The artworks included in the exhibition are by Carla Accardi, Malika Agueznay, Hamid Alaoui, Mohamed Ataallah, Herbert Bayer, Belkahia, Chabaa, Saad Ben Cheffaj, Ahmed Cherkaoui, Andre Elbaz, Abdellah El Hariri, Abdelkrim Ghattas, Mustapha Hafid, Anna Draus-Hafid, Mohamed Hamidi, Mohammed Kacimi, Miloud Labied, Mohamed Melehi, Houssein Miloudi, Abderrahman Rahoule and Chaibia Tallal.
Organised by SAF and Tate St Ives in collaboration with Schirn Kunsthalle Frankfurt, the exhibition is curated by Morad Montazami and Madeleine de Colnet for Zaman Books & Curating, with Hoor Al Qasimi, SAF Director, May Alqaydi, SAF Assistant Curator and associate researchers Fatima-Zahra Lakrissa and Maud Houssais.

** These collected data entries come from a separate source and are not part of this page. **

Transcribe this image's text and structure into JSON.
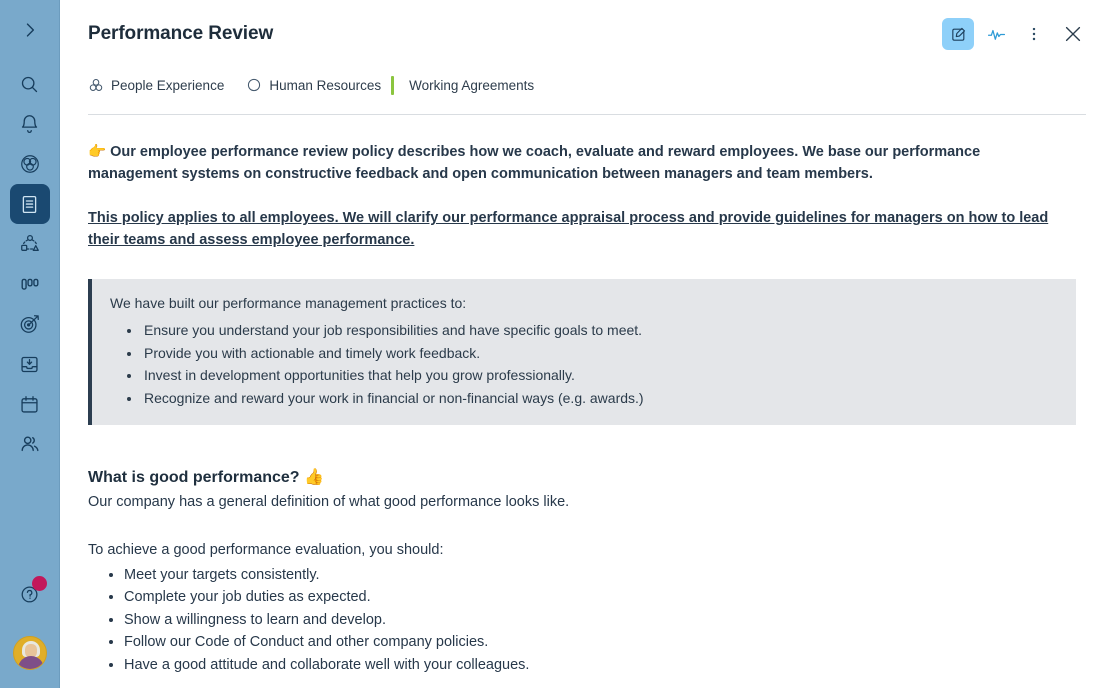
{
  "sidebar": {
    "expand_label": "Expand navigation",
    "items": [
      {
        "name": "expand",
        "icon": "chevron-right-icon",
        "label": "Expand",
        "active": false
      },
      {
        "name": "search",
        "icon": "search-icon",
        "label": "Search",
        "active": false
      },
      {
        "name": "notifications",
        "icon": "bell-icon",
        "label": "Notifications",
        "active": false
      },
      {
        "name": "company",
        "icon": "circles-icon",
        "label": "Company",
        "active": false
      },
      {
        "name": "documents",
        "icon": "document-icon",
        "label": "Documents",
        "active": true
      },
      {
        "name": "org-chart",
        "icon": "org-chart-icon",
        "label": "Org Chart",
        "active": false
      },
      {
        "name": "boards",
        "icon": "kanban-columns-icon",
        "label": "Boards",
        "active": false
      },
      {
        "name": "goals",
        "icon": "target-icon",
        "label": "Goals",
        "active": false
      },
      {
        "name": "inbox",
        "icon": "inbox-icon",
        "label": "Inbox",
        "active": false
      },
      {
        "name": "calendar",
        "icon": "calendar-icon",
        "label": "Calendar",
        "active": false
      },
      {
        "name": "people",
        "icon": "people-icon",
        "label": "People",
        "active": false
      }
    ],
    "help": {
      "icon": "help-question-icon",
      "label": "Help",
      "badge": true
    },
    "avatar": {
      "label": "User profile",
      "ring_color": "#e0ae28"
    }
  },
  "header": {
    "title": "Performance Review",
    "actions": [
      {
        "name": "edit",
        "icon": "edit-pencil-icon",
        "label": "Edit",
        "active": true,
        "color": "#8ed0f9"
      },
      {
        "name": "activity",
        "icon": "activity-pulse-icon",
        "label": "Activity",
        "active": false,
        "color": "#2e9bd6"
      },
      {
        "name": "more",
        "icon": "more-vertical-icon",
        "label": "More options",
        "active": false
      },
      {
        "name": "close",
        "icon": "close-x-icon",
        "label": "Close",
        "active": false
      }
    ]
  },
  "breadcrumb": {
    "items": [
      {
        "label": "People Experience",
        "icon": "three-circles-icon"
      },
      {
        "label": "Human Resources",
        "icon": "circle-outline-icon"
      },
      {
        "label": "Working Agreements",
        "icon": "",
        "accent_color": "#8bc53f",
        "current": true
      }
    ]
  },
  "content": {
    "intro_emoji": "👉",
    "intro_paragraph": "Our employee performance review policy describes how we coach, evaluate and reward employees. We base our performance management systems on constructive feedback and open communication between managers and team members.",
    "scope_paragraph": "This policy applies to all employees. We will clarify our performance appraisal process and provide guidelines for managers on how to lead their teams and assess employee performance.",
    "callout": {
      "lead": "We have built our performance management practices to:",
      "items": [
        "Ensure you understand your job responsibilities and have specific goals to meet.",
        "Provide you with actionable and timely work feedback.",
        "Invest in development opportunities that help you grow professionally.",
        "Recognize and reward your work in financial or non-financial ways (e.g. awards.)"
      ],
      "background_color": "#e4e6e9",
      "border_color": "#2c3e50"
    },
    "section": {
      "heading": "What is good performance?",
      "heading_emoji": "👍",
      "subtitle": "Our company has a general definition of what good performance looks like.",
      "lead": "To achieve a good performance evaluation, you should:",
      "items": [
        "Meet your targets consistently.",
        "Complete your job duties as expected.",
        "Show a willingness to learn and develop.",
        "Follow our Code of Conduct and other company policies.",
        "Have a good attitude and collaborate well with your colleagues."
      ]
    }
  }
}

The exhibition is also part of international research into CAS initiated in 2020 by the KW Institute for Contemporary Art and SAF, in partnership with Goethe-Institut Marokko, ThinkArt and Zaman Books & Curating. SAF is an advocate and producer of contemporary art whose initiatives include the Sharjah Biennial, featuring contemporary artists from around the world; the annual March Meeting, a convening of international arts professionals and artists; grants and residencies for artists, curators and cultural producers; experimental commissions and travelling exhibitions and scholarly publications. Opened in 1993 and expanded in 2017, Tate St Ives presents modern and contemporary art from the Tate collection alongside temporary exhibitions, new commissions, learning and research programmes. It manages the Barbara Hepworth Museum and Sculpture Garden, and is the only Tate gallery to have a dedicated Artist Residency programme. Tate St Ives was awarded Art Fund Museum of the Year 2018, the UK’s largest and most prestigious museum award. Directed by Montazami and de Colnet, Zaman Books & Curating explores the counter-histories of visual modernity in the Arab, African and Asian worlds through monographs, artists’ books, thematic or collective works, and more.